Under Joe’s proposal, a person would be deprived of citizenship even though nothing had been proved against the citizen. If the citizen were later found not to have been involved in the kind of activity that triggered the loss of citizenship, I am sure Joe would include a provision that would restore the person’s citizenship. Of course, during the interim, the citizen would not have been able to assert any constitutional rights available only to citizens.
Joe’s proposal would permit the former citizen to be tried before a military commission (where the conviction rate is one conviction and two acquittals so far), rather than the civilian courts (where, according to New York University’s Terrorism Trial Report Card, the government pursued more than 800 prosecutions of terrorists and has an 89% conviction rate.) In addition, depriving a person of citizenship permits prosecutors to avoid giving the suspect the Miranda warning, two words that frighten the Joe Liebermans of the world considerably more than a peremptory loss of citizenship by a suspected terrorist.
(Since the proposed legislation would deal with the hated Miranda warning, John McCain would almost certainly sign on to Joe’s legislation. Without knowing the results of the interrogation of Mr. Shahzad, John said reading him his Miranda rights was a “serious mistake.” He said: I certainly would not read this individual his Miranda rights. I would not do that.” John, who is not a lawyer, tried to clarify what he meant by saying later that the Miranda warning should only be given after the investigators have learned what the investigation is all about. By then, of course, the information may be tainted, a non-troubling fact to John.)
Here are some provisions Joe may want to add to his proposed legislation that come to us courtesy of Russia.

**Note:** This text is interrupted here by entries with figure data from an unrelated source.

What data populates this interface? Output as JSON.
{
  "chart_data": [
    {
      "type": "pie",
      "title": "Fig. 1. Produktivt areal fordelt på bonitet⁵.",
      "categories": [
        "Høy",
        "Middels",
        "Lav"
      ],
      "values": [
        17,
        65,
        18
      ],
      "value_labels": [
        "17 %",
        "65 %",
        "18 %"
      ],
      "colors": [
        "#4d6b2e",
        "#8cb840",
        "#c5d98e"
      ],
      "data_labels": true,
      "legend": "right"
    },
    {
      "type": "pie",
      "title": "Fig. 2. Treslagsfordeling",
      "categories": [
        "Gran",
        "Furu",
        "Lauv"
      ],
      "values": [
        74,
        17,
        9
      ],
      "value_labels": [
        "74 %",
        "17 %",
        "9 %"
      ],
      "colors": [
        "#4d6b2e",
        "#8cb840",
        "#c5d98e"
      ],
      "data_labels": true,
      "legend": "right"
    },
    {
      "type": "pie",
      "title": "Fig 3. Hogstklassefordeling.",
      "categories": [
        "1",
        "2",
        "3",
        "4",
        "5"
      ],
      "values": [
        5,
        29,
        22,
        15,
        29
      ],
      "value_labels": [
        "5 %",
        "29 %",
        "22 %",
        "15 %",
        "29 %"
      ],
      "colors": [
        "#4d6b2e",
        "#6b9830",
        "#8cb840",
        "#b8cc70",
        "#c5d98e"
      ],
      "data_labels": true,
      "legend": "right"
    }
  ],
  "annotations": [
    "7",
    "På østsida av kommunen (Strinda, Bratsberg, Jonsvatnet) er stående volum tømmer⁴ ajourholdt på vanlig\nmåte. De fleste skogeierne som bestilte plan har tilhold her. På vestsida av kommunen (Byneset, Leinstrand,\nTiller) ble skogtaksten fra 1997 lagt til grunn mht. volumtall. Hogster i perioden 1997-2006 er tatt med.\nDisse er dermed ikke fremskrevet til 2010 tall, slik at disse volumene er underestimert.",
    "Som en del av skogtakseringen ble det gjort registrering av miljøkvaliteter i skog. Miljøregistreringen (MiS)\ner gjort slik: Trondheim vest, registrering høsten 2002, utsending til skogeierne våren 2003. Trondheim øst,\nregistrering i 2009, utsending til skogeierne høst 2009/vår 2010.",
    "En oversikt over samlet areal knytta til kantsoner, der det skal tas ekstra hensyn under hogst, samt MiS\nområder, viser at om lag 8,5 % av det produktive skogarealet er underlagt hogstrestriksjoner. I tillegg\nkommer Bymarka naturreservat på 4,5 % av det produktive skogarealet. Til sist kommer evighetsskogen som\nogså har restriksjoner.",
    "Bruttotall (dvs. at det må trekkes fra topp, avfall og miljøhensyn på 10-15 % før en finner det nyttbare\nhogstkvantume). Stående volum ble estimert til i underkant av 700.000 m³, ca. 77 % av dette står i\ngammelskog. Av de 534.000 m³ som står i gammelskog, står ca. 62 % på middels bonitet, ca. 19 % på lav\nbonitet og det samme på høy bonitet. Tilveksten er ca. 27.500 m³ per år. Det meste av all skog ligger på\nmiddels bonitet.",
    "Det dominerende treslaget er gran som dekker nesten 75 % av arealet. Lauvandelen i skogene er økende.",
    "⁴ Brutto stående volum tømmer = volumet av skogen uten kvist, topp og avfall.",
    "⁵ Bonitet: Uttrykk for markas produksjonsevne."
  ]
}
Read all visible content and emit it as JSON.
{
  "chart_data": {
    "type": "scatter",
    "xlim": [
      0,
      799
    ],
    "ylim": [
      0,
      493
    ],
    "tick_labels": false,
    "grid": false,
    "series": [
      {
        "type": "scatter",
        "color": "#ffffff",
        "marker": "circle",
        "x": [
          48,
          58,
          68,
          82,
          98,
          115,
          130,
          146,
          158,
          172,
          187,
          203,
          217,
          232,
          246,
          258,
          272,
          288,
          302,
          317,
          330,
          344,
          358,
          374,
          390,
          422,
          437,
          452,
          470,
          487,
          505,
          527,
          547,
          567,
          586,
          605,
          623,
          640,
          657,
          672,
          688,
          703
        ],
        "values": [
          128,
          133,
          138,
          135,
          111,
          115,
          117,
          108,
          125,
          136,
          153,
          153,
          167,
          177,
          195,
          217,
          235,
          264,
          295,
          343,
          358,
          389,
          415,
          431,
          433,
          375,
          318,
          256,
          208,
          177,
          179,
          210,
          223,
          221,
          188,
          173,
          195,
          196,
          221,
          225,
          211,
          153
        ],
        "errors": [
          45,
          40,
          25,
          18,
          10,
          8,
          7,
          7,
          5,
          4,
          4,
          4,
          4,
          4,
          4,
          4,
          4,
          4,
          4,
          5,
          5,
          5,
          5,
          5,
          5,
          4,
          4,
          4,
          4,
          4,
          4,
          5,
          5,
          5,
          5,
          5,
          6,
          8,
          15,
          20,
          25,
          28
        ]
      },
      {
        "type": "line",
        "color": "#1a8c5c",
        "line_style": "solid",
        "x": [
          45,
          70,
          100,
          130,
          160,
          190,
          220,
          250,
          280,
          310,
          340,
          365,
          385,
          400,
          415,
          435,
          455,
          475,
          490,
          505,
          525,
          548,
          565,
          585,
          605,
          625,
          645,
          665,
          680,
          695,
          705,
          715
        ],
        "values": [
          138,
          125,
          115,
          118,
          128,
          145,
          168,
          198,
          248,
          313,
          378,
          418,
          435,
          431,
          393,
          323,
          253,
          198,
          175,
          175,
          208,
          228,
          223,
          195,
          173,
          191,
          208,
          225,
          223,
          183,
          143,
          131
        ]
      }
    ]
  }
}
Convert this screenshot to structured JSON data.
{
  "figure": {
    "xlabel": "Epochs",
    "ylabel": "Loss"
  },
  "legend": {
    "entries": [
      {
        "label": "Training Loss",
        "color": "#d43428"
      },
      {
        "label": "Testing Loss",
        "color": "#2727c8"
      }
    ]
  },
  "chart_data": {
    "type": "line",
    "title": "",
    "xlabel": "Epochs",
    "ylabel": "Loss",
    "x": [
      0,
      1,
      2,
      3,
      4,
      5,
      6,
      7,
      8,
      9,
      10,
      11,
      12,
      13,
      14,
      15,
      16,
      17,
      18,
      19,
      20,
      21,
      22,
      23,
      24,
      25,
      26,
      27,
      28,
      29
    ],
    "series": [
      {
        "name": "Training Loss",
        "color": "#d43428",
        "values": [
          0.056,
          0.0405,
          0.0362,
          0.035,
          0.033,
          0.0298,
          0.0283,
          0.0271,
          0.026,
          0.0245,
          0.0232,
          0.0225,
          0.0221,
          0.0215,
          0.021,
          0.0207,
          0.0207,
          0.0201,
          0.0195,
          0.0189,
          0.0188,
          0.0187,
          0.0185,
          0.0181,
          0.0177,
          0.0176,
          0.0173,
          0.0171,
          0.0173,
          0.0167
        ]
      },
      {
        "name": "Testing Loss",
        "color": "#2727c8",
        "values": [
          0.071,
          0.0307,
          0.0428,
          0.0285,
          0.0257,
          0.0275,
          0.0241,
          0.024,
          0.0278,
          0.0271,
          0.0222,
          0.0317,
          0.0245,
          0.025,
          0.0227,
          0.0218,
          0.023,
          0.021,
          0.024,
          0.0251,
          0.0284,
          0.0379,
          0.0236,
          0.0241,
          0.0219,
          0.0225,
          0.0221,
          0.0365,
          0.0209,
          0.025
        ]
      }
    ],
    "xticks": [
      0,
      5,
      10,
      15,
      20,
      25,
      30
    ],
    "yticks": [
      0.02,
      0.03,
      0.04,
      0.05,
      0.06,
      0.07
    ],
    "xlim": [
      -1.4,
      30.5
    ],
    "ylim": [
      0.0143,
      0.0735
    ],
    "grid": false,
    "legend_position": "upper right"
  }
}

Under existing law in Russia, the F.S.B. has the authority to impose preventive measures on organizations it considers extremist but not on individuals. A bill has been introduced in the Russian parliament that would permit officers to confront law abiding citizens who are engaged in lawful activities and give them verbal or written warnings that their activities are “unacceptable” and may constitute criminal conduct, even if they are doing nothing illegal and no charges are pending against them. The legislation introduced in the lower house of Parliament, would impose fines or 15-day jail terms on those refusing to comply with demands made by the officers. Like Joe’s U.S. proposal, this is being introduced because of the increased threat of terrorism. In a note attached to the bill the government says the new law is needed to “consolidate the establishment of special prevention measures.”
Fair Russia’s party Chairman, Gennady Gudkov, opposes the legislation. He said the K.G.B. formerly used “warnings” when “there was insufficient evidence for criminal persecution (sic).” Viktor I. Ilyukhin, a Communist deputy who serves on the Duma committee on constitutional law, believes the new law will be used to suppress all dissent. He told the newspaper Noviye Izvestiya that before the new law only prosecutors could issue warnings. “Now they spit on all that. Any citizen can be called an extremist for taking a public position, for political activity. A warning can be given to anyone who criticizes the powers that be. If you print this interview, they will announce that Ilyukhin is an extremist.”
A similar warning about the Lieberman proposal was issued by Erwin Chemerinsky, dean of the UC Irvine School of Law. In an editorial in the Los Angeles Times he observed: “The great fear is that when the government has the power to strip some people of basic rights, it cannot be easily limited. Fundamental protections of our democracy are lost, and for no gain. Responding to acts of terrorism with deprivations of civil liberties is a familiar and troubling pattern.”
Messrs. Chemerinsky and Ilyukhin got it right. Joe got it wrong. Perhaps his colleagues will figure that out and put his proposal on the Senate’s trash heap of dumb ideas, assuming there is still room.